The Exporters' Club proposes to improve Spanish development cooperation and encourage business participation

The Spanish Exporters and Investors Club believes that a change of mentality is needed in Spanish institutions and official bodies to correct the scarce presence of private companies in the implementation of development cooperation projects undertaken with official funding. The UN, in its Agenda 2030, considers companies to be essential actors in achieving the goals set for economic and social development, and Spain must support this idea. In this sense, the Club is committed to providing development cooperation with a new inclusive concept in which both companies and NGOs can work hand in hand and complement each other.
In the opinion of the Exporters' Club, this new vision would make Spanish cooperation more efficient, effective, relevant and sustainable, and would contribute to improving Spain's image in aid recipient countries and facilitate the presence of Spanish companies in those countries.
In a new technical note from the Committee for Reflection on Internationalisation of the Exporters' Club, in which experts from the business world, academia and former senior government officials participate, the institution stresses that the modernisation of the Spanish system of official development aid requires profound changes to make it more comparable to the mechanisms of the main countries around us, which are also our competitors.
In Spain, Official Development Assistance (ODA) is largely channelled through contributions to supranational institutions, which are then responsible for implementing programmes and projects. In this way, "we lose our capacity to influence and decide on aid and, moreover, the perception that it is our country that has contributed to the implementation of development plans is substantially diluted", lament the authors of the technical note, Antonio Bonet and Rafael Ruiz-Villar, respectively president and coordinator of the Committee for Reflection on Internationalisation of the Exporters' Club.
In 2018, 64% of Spanish official development assistance went to multilateral institutions, and only 27% went directly to bilateral programmes with countries.
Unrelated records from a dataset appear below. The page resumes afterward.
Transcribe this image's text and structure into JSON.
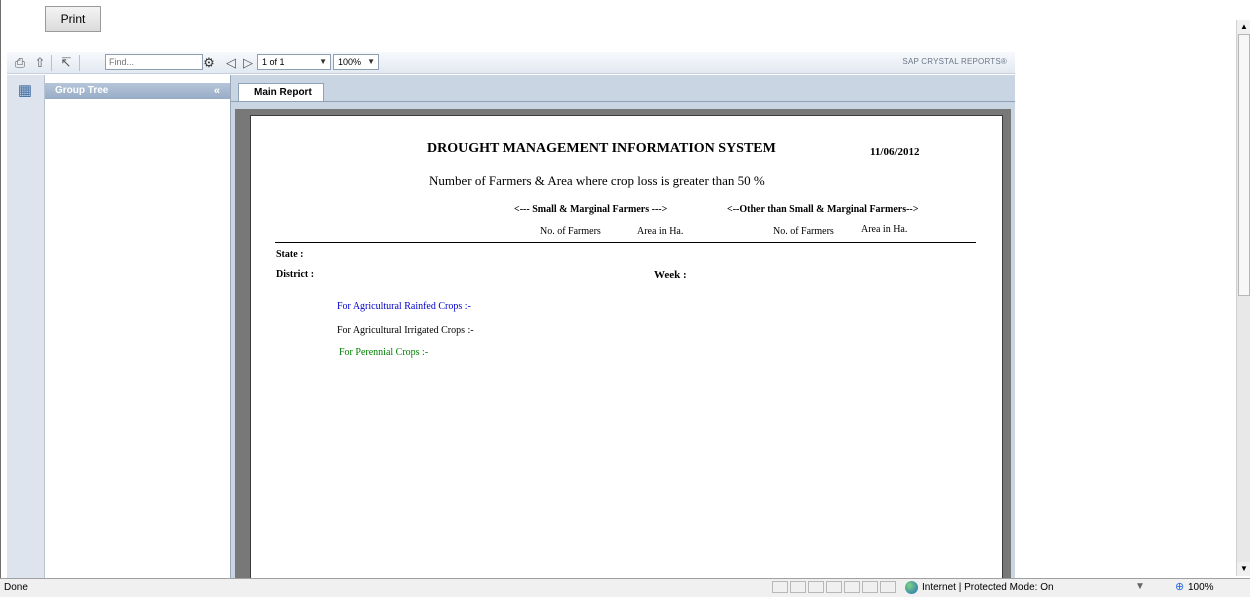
{
  "top": {
    "print_label": "Print"
  },
  "toolbar": {
    "find_placeholder": "Find...",
    "page_value": "1 of 1",
    "zoom_value": "100%",
    "brand": "SAP CRYSTAL REPORTS®",
    "icons": [
      "print-icon",
      "export-icon",
      "refresh-icon",
      "binoculars-icon",
      "prev-page-icon",
      "next-page-icon"
    ]
  },
  "sidebar": {
    "group_tree_title": "Group Tree",
    "collapse_glyph": "«",
    "toggle_icon": "group-tree-toggle-icon"
  },
  "main": {
    "tab_label": "Main Report"
  },
  "report": {
    "title": "DROUGHT MANAGEMENT INFORMATION SYSTEM",
    "date": "11/06/2012",
    "subtitle": "Number of Farmers & Area where crop loss is greater than 50 %",
    "header_small": "<--- Small & Marginal Farmers --->",
    "header_other": "<--Other than Small & Marginal Farmers-->",
    "columns": [
      "No. of Farmers",
      "Area in Ha.",
      "No. of Farmers",
      "Area in Ha."
    ],
    "state_label": "State :",
    "district_label": "District :",
    "week_label": "Week :",
    "rainfed_label": "For Agricultural Rainfed Crops :-",
    "irrigated_label": "For Agricultural Irrigated Crops :-",
    "perennial_label": "For Perennial Crops :-",
    "colors": {
      "rainfed": "#0000cc",
      "irrigated": "#000000",
      "perennial": "#008000"
    }
  },
  "statusbar": {
    "status": "Done",
    "zone": "Internet | Protected Mode: On",
    "zoom": "100%"
  }
}
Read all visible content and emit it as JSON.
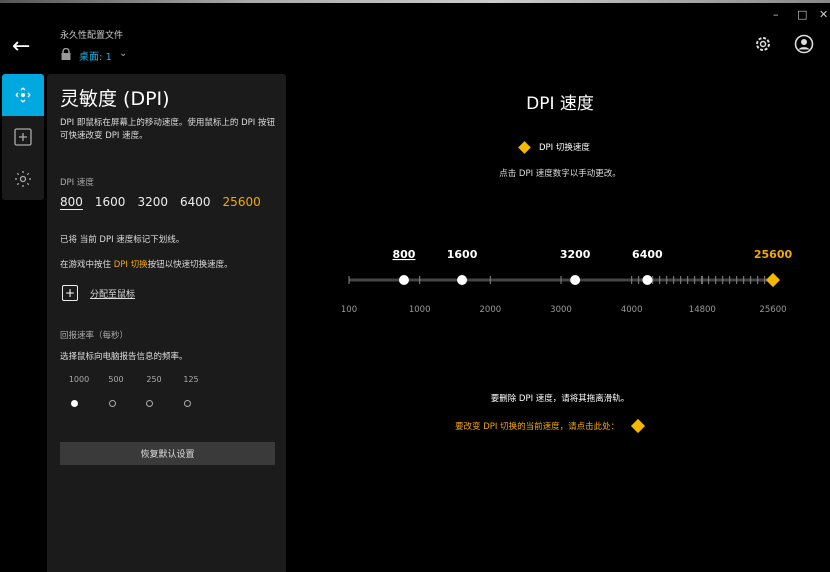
{
  "window": {
    "minimize": "–",
    "maximize": "□",
    "close": "✕"
  },
  "header": {
    "profile_title": "永久性配置文件",
    "profile_selected": "桌面: 1"
  },
  "sidebar": {
    "items": [
      {
        "icon": "move-icon",
        "active": true
      },
      {
        "icon": "plus-box-icon"
      },
      {
        "icon": "lighting-icon"
      }
    ]
  },
  "panel": {
    "title": "灵敏度 (DPI)",
    "description": "DPI 即鼠标在屏幕上的移动速度。使用鼠标上的 DPI 按钮可快速改变 DPI 速度。",
    "dpi_label": "DPI 速度",
    "dpi_values": [
      "800",
      "1600",
      "3200",
      "6400",
      "25600"
    ],
    "note1": "已将 当前 DPI 速度标记下划线。",
    "note2_pre": "在游戏中按住 ",
    "note2_highlight": "DPI 切换",
    "note2_post": "按钮以快速切换速度。",
    "assign_label": "分配至鼠标",
    "report_label": "回报速率（每秒）",
    "report_desc": "选择鼠标向电脑报告信息的频率。",
    "report_rates": [
      "1000",
      "500",
      "250",
      "125"
    ],
    "report_selected": "1000",
    "reset_label": "恢复默认设置"
  },
  "main": {
    "title": "DPI 速度",
    "legend_label": "DPI 切换速度",
    "hint": "点击 DPI 速度数字以手动更改。",
    "remove_hint": "要删除 DPI 速度，请将其拖离滑轨。",
    "shift_hint": "要改变 DPI 切换的当前速度，请点击此处："
  },
  "slider": {
    "axis_labels": [
      "100",
      "1000",
      "2000",
      "3000",
      "4000",
      "14800",
      "25600"
    ],
    "handles": [
      {
        "value": 800,
        "label": "800",
        "current": true
      },
      {
        "value": 1600,
        "label": "1600"
      },
      {
        "value": 3200,
        "label": "3200"
      },
      {
        "value": 6400,
        "label": "6400"
      },
      {
        "value": 25600,
        "label": "25600",
        "shift": true
      }
    ]
  },
  "colors": {
    "accent": "#00a8e0",
    "gold": "#f5a800"
  }
}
These proportions, the authors argue, are quite different from those found in OECD countries, where, on average, 49% of their development cooperation funds go to bilateral programmes.
A recent survey carried out by the Exporters and Investors Club among member companies active in the supply of goods, services and works in international cooperation projects shows that the Spanish Agency for International Development Cooperation (AECID), the main Spanish institution in this field, maintains a clear focus on NGOs, to the detriment of companies, in the programmes it finances.
However, in other neighbouring countries, official development aid programmes are largely implemented by private companies.
This is compounded by an image of business "tarnished by a certain quixotism, in which profit-making is seen by certain social groups as lacking in social vision, selfish and far removed from the common good", the note points out.
In the opinion of the experts, development cooperation policy should fulfil four objectives simultaneously: contribute to achieving the SDGs, facilitate the implementation of international state policies, enhance the image of Spain in the beneficiary countries of Spanish aid, and promote the penetration of Spanish companies and technology in the beneficiary countries of Spanish ODA.
They also consider it a priority to increase bilateral programmes in line with what other countries are doing, even though this may imply a decrease in contributions to multilateral institutions.
In order to boost the participation of Spanish private companies in development cooperation projects, the Reflection Committee on Internationalisation recommends significantly increasing the quantity and quality of information on the destination of official Spanish development aid funds, and redefining the strategic objectives of Spanish cooperation to align them with the strategies adopted by neighbouring countries.
Another way to encourage the presence of Spanish companies in this type of project would be for Spain to significantly increase technical assistance programmes, as other OECD countries do, aimed at encouraging private sector activity in developing countries and emerging economies. In this sense, it would be very helpful to re-establish mechanisms for Spain to once again make non-refundable donations to certain countries for project feasibility studies (infrastructure, transport, water and sanitation, hospitals, renewable energies, etc.). "This would be an extraordinary instrument to encourage the participation of Spanish companies," the experts conclude.